Cf. le sujet de l’étude critique de documents.
Méthode : l’étude critique


Introduction
« Deux images dédiées par Hansi aux partisans d’un plébiscite » est le titre d’un article publié dans l’hebdomadaire L’Illustration, le principal magazine français de l’époque, le 3 août 1918. L’article comprend deux chromolithographies (chaque numéro de L’Illustration en avait, d’où son titre, ce qui faisait son succès) accompagnées d’un assez long texte descriptif.
Une lithographie permet l’impression en très grand nombre d’exemplaires d’un dessin, à l’origine en utilisant une pierre calcaire au grain très fin qu’on utilisait pour imprimer, puis avec une plaque de zinc gravée (impression offset). L’impression se faisait en quadrichromie (avec des encres cyan, jaune, magenta et noir).

Le dessinateur et auteur du texte est Jean-Jacques Waltz, surnommé Hansi (ce qui signifie « Jean », ou plutôt « Jeannot » en alsacien). S’il est né en Alsace, d’où son nom germanique, ses parents lui ont donné une éducation francophile, d’où son prénom.
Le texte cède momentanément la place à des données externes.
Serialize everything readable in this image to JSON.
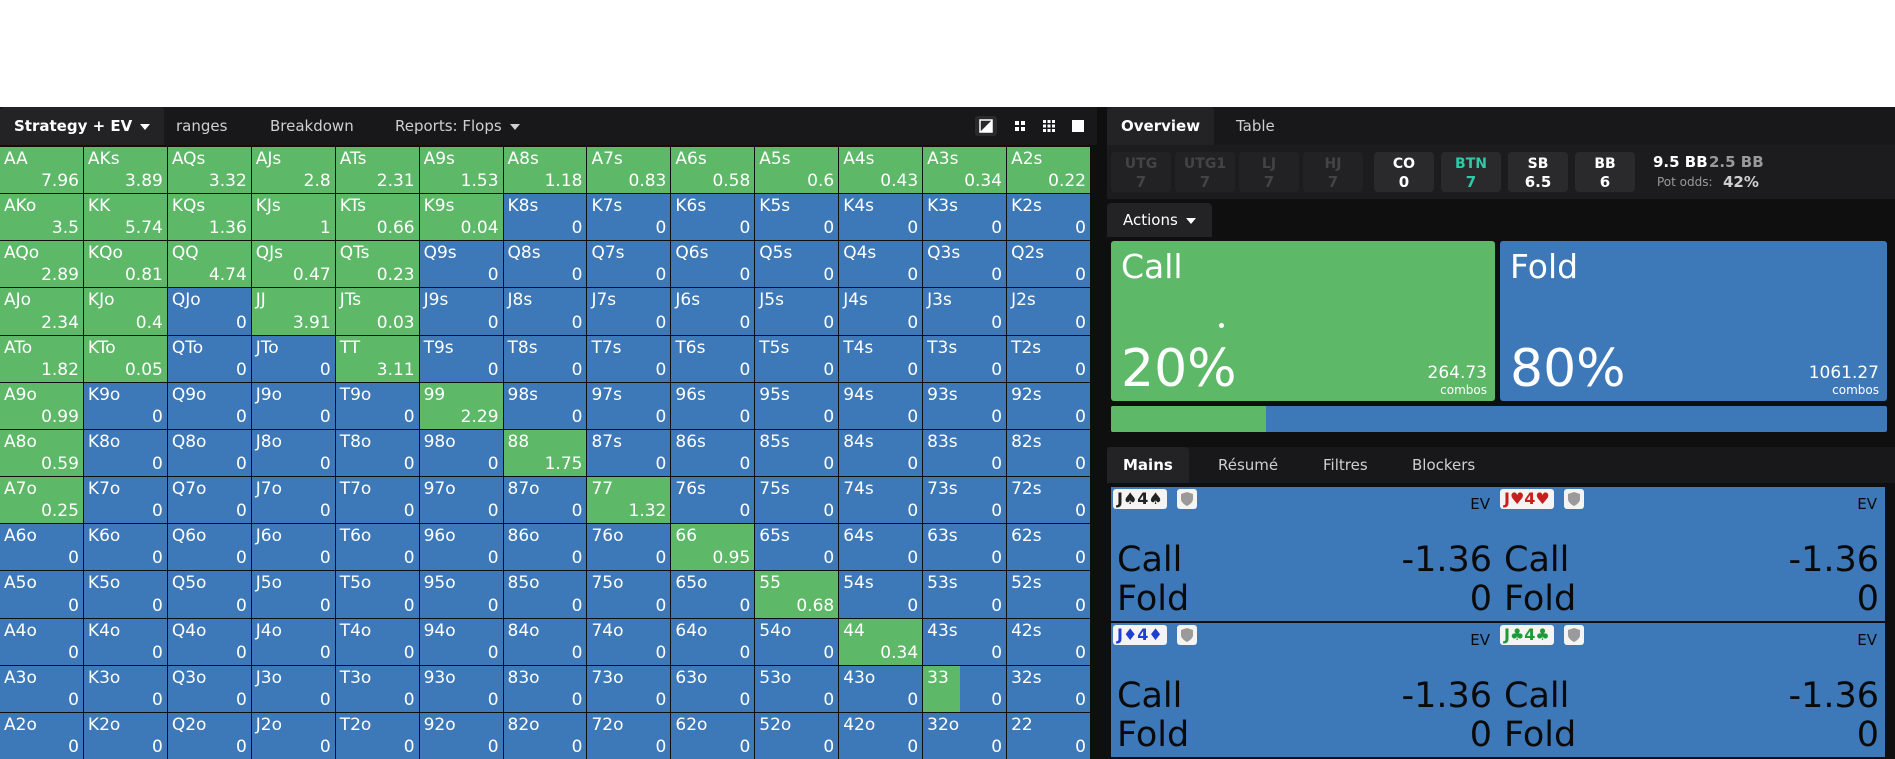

Hansi se fait connaître en caricaturant les Allemands (notamment ses professeurs...), à tel point qu’il est condamné à de la prison et qu’il se réfugie en France juste avant la déclaration de guerre de 1914. Volontaire dans l’armée française pendant le conflit, ses dessins patriotiques sont alors plusieurs fois publiés.

En ce début d’août 1918, 4e anniversaire de l’entrée en guerre, le conflit semble encore loin d’être gagné pour les Alliés. Les armées françaises et britanniques viennent d’encaisser une série de puissantes offensives allemandes de mars à juillet, qui, a plusieurs reprises, ont enfoncé le front. Mais la dernière attaque a été un échec, permettant aux alliés, désormais mieux équipés et renforcés des Américains, de reprendre l’initiative. En ce moment décisif, la motivation des troupes et des populations ne doit pas faiblir, d’où un effort de propagande.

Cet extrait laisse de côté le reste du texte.